A small computation which uses the symmetry of $A$ gives that $$ \nabla \phi(p) = 2(Ap - r_0) \,. $$ Recall that the negative of the gradient always points in the direction in which the function decreases the most. At position $x_0$, where $p=0$, we have that $$ \nabla \phi(0) = -2r_0 \,. $$ Thus, the function $\phi$ decreases the most in the direction of the residual $r_0$. This direction, is also called the direction of steepest decent.

For this reason, assume that we choose $p = \alpha_0 r_0$ for some scalar $\alpha$. In the next step, we choose, again, a vector $p$ and add its value to the current iterate.
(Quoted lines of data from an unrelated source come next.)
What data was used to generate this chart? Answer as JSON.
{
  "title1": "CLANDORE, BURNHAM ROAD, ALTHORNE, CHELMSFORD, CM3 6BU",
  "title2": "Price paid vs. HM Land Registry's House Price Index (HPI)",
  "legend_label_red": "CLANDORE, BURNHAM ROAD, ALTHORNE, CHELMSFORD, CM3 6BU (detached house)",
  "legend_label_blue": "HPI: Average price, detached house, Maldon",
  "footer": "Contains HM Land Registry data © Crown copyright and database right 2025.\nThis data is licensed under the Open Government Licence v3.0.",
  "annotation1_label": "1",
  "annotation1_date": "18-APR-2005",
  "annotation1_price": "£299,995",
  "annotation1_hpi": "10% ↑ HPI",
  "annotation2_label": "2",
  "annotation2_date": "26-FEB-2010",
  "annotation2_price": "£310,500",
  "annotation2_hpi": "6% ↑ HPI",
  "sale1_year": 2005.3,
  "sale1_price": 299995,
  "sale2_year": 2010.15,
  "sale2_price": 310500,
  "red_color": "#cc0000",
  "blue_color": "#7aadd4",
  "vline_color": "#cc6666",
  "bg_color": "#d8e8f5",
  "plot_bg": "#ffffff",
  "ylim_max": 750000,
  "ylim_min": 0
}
Using the same argument we choose $\alpha_1 r_1$ for some scalar $\alpha_2$. We continue in this manner. Thus, we have that $$ x_{k+1} = x_0 + \alpha_0 r_0 + \alpha_1 r_1 + \cdots + \alpha_k r_k \,, $$ in other words that $$ x_{k+1} \in x_0 + \mbox{span}\{ r_0, r_1, \dots, r_k \} \,. $$

Now, using the relation that $$ r_{k+1} = b - A x_{k+1} = b - A (x_k + \alpha_k r_k) = r_k - \alpha_k A r_k \,, $$ we see that $$ \mbox{span}\{ r_0, r_1, \dots, r_k \} = \mbox{span}\{ r_0, A r_0, \dots, A^{k-1} r_0 \} \,. $$ Hence, a Krylov subspace is the space spanned by the vectors of successive directions of steepest decent.

If you want to read more about a derivation of the conjugate gradient method which uses the above mentioned minimization principle, see An Introduction to the Conjugate Gradient Method Without the Agonizing Pain by J. R. Shewchuk.

0
On

While the other answers are good, it somewhat ignores the point of how Krylov methods work. If you take for instance the Arnoldi method, we get something like the following.

$$ A = QHQ^{*} $$

Then we let $$ Q_{n} \in \mathbb{C}^{m \times n} $$

which is the first n columns of Q.

we then have $$ \tilde{H}_{n} \in \mathbb{C}^{(n+1) \times n}$$ be the upper left section of H which is also a Hessenberg matrix. Then we get the following . $$AQ_{n} = Q_{n+1}\tilde{H_{n}} $$ Now the matrices here $$Q_{n}$$ which are generated by the arnoldi iteration are reduced QR factors of the Krylov matrices. That is the following. $$ K_{n} = Q_{n}R_{n} $$ With each of the Hessenberg matrices $$ H_{n} $$ being a corresponding projection and the successive iteration here $$ AQ_{n} = Q_{n+1}\tilde{H_{n}}$$

This gives us a final projection like this after some work.

$$ H_{n} = Q_{n}^{*}AQ_{n} $$

Which means that although we may have a very large matrix $$ A \in \mathbb{C}^{m \times m} $$ we can some cases a very small amount of eigenvectors to construct a good approximation for A. This happens to be very useful in some types of approximations for partial differential equations where the matrices are million by million or larger and standard methods would take many years.